System Size: Large (12 qubits), requires sampling methods
Runtime: ~10-30 minutes for R=100 test case
Memory: Moderate (2-4 GB for R=100)
Recommended R: Start with 100, scale to 850 for full reproduction

Scaling Guidelines¶

System Size	Method Selection	Recommended R	Expected Runtime
1-3 qubits	Exact	2^n_qubits	< 1 minute
4-6 qubits	Exact/Auto	50-200	1-5 minutes
7-10 qubits	Auto → Sampling	100-500	5-20 minutes
11+ qubits	Auto → Sampling	100-1000	10+ minutes

Advanced Features Demonstrated¶

1. Error Handling and Robustness¶

Both examples include comprehensive error handling:

try:
    result = algorithm.run(initial_states, total_shots)
    print(f"✓ Method completed: {result.ground_state_energy:.6f} Ha")
except Exception as e:
    print(f"✗ Method failed: {e}")
    # Graceful degradation continues with other methods

2. Performance Monitoring¶

Real-time performance tracking:

start_time = time.time()
result = algorithm.run(initial_states, total_shots)
execution_time = time.time() - start_time
print(f"Completed in {execution_time:.1f}s")
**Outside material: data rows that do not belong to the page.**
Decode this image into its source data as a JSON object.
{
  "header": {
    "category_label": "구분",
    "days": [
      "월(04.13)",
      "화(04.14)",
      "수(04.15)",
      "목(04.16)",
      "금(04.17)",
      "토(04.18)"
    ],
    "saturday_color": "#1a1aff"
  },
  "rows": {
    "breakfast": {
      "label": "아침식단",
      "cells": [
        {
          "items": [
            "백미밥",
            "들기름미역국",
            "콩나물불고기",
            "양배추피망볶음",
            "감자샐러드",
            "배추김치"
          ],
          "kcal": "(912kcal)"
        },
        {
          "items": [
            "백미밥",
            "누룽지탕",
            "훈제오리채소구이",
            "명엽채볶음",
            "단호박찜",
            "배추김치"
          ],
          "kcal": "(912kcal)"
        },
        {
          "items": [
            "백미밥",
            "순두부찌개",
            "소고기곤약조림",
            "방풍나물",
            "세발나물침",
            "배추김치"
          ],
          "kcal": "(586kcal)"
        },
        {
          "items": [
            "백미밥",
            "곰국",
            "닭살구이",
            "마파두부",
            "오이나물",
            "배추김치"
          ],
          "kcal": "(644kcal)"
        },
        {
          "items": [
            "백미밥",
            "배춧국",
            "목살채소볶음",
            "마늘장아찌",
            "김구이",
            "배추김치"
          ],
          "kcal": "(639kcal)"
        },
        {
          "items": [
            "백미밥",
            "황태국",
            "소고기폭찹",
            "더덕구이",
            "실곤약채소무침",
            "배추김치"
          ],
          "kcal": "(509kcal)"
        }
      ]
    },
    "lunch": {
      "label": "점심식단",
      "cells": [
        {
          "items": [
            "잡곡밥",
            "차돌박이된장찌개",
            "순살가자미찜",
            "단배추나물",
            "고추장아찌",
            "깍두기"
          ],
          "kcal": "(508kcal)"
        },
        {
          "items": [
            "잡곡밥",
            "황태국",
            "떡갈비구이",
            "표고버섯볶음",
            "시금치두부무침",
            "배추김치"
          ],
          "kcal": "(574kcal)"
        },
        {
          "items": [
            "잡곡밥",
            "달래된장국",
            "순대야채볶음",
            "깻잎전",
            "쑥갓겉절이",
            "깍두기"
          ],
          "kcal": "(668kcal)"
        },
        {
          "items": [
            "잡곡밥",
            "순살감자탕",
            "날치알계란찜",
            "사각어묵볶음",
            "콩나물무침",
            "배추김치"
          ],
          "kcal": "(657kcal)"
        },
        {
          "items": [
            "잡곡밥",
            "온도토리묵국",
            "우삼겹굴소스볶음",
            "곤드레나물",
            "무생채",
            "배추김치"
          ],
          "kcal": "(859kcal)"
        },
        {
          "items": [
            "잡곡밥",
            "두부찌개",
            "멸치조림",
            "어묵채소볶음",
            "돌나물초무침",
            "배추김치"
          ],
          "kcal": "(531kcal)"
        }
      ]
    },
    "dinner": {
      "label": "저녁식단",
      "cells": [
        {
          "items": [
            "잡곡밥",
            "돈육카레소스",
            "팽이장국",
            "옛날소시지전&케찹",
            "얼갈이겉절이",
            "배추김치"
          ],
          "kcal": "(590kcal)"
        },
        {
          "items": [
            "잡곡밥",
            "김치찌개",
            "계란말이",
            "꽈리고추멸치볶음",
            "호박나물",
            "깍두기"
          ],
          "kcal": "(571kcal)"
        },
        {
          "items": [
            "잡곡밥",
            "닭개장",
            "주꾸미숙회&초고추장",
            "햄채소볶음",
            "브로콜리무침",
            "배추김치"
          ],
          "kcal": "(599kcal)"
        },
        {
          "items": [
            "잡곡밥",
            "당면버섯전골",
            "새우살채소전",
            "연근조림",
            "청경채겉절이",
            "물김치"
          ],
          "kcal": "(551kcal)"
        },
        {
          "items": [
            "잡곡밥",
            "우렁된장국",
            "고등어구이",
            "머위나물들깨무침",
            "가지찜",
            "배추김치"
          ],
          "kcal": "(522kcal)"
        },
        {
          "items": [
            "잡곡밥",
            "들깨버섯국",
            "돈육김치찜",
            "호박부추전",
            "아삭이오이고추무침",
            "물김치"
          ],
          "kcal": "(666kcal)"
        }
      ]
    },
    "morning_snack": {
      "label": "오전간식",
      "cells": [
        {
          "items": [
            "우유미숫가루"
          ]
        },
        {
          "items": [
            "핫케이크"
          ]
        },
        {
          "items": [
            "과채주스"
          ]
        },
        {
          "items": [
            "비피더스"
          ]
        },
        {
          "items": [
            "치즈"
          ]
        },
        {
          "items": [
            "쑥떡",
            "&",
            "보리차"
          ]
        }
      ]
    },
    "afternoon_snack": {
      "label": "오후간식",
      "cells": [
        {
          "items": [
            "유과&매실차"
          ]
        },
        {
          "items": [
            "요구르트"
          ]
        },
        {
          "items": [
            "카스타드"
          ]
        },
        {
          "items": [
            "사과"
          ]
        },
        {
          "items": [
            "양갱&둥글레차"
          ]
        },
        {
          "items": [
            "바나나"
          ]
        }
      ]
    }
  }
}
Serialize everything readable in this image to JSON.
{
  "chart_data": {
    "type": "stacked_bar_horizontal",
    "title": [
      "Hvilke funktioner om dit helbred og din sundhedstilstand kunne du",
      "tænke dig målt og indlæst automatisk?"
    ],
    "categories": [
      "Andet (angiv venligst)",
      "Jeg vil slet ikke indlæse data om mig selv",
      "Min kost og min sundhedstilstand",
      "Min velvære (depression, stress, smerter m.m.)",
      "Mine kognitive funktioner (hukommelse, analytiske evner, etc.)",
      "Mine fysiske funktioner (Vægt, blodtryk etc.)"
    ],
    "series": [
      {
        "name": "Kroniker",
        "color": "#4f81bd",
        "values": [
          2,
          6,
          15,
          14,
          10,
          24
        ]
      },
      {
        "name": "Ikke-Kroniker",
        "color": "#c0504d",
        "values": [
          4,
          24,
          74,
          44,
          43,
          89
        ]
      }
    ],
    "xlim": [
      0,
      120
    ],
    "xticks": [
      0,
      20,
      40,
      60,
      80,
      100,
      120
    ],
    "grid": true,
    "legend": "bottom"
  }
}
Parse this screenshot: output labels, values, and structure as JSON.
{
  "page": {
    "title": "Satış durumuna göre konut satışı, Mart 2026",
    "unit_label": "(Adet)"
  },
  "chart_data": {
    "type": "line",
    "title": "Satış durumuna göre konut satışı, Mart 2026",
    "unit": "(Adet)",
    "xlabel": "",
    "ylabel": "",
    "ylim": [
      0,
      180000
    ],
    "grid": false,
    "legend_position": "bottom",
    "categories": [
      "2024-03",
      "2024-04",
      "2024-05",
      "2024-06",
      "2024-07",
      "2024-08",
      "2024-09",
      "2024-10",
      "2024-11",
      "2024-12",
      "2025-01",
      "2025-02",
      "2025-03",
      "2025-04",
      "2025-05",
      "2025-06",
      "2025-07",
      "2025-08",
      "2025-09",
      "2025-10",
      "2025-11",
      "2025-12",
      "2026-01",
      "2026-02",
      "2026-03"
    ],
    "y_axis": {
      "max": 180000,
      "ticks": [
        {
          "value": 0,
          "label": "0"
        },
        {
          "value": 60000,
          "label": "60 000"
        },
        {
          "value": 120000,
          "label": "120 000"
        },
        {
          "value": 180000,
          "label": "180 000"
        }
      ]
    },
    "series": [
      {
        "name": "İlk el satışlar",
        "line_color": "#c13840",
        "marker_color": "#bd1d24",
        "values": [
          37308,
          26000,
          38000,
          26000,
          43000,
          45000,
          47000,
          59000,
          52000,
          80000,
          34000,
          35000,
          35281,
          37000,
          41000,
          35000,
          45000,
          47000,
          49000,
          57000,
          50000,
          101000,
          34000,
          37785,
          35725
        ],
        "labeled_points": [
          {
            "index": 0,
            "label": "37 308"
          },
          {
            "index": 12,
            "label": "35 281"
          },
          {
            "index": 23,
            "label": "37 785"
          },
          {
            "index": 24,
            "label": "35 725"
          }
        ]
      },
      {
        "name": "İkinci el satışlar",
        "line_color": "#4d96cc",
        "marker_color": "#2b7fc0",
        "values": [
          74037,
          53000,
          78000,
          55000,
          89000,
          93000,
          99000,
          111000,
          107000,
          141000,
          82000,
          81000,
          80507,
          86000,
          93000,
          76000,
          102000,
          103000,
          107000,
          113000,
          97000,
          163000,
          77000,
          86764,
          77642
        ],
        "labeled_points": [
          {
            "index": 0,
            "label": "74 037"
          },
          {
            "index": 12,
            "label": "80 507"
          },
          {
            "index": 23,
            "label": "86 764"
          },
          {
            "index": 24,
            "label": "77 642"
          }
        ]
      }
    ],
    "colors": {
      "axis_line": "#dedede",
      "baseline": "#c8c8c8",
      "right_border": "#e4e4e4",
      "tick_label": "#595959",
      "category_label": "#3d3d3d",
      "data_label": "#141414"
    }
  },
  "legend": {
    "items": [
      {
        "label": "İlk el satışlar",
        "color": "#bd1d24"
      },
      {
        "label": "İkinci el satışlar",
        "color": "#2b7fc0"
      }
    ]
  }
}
3. Adaptive Parameter Selection¶

Intelligent parameter choices based on system size:

# H2 system: smaller, can use more states
num_states_pick_out = 50

# H6 system: larger, start with fewer states for testing
num_states_pick_out = 100  # Scale up to 850 for production

4. Professional Visualization¶

Both examples generate publication-quality plots with: - Multiple subplot layouts - Color-coded method comparison - Theoretical reference lines - Comprehensive legends and annotations - High-resolution output (300 DPI)

Next Steps¶

After running these examples, consider:

Parameter Exploration: Modify shot counts, evolution times, and R values
Method Comparison: Add other quantum algorithms for comparison
Larger Systems: Scale up to bigger molecules (H\(_8\), H\(_{10}\), etc.)
Custom Analysis: Implement your own analysis scripts using these as templates
Performance Optimization: Profile and optimize for your specific hardware

Troubleshooting¶

Common Issues¶

Import Errors: Ensure all dependencies are installed

uv sync  # Install project dependencies
uv add pyscf matplotlib seaborn  # Add additional packages

Memory Issues: Reduce R parameter for large systems

# Instead of R=850, start with R=100 for testing
num_states_pick_out = 100

Long Runtime: Use smaller parameter ranges for testing

# Fewer bond lengths for H2 example
bond_lengths = np.linspace(0.5, 1.5, 10)  # Instead of 30 points

# Fewer time points for H6 example  
times = np.logspace(-2, -0.5, 8)  # Instead of 15 points

Plot Display Issues: Ensure display backend is configured

import matplotlib
matplotlib.use('Agg')  # For headless systems

For additional help, refer to the API Reference or check the Testing Strategy for validation approaches.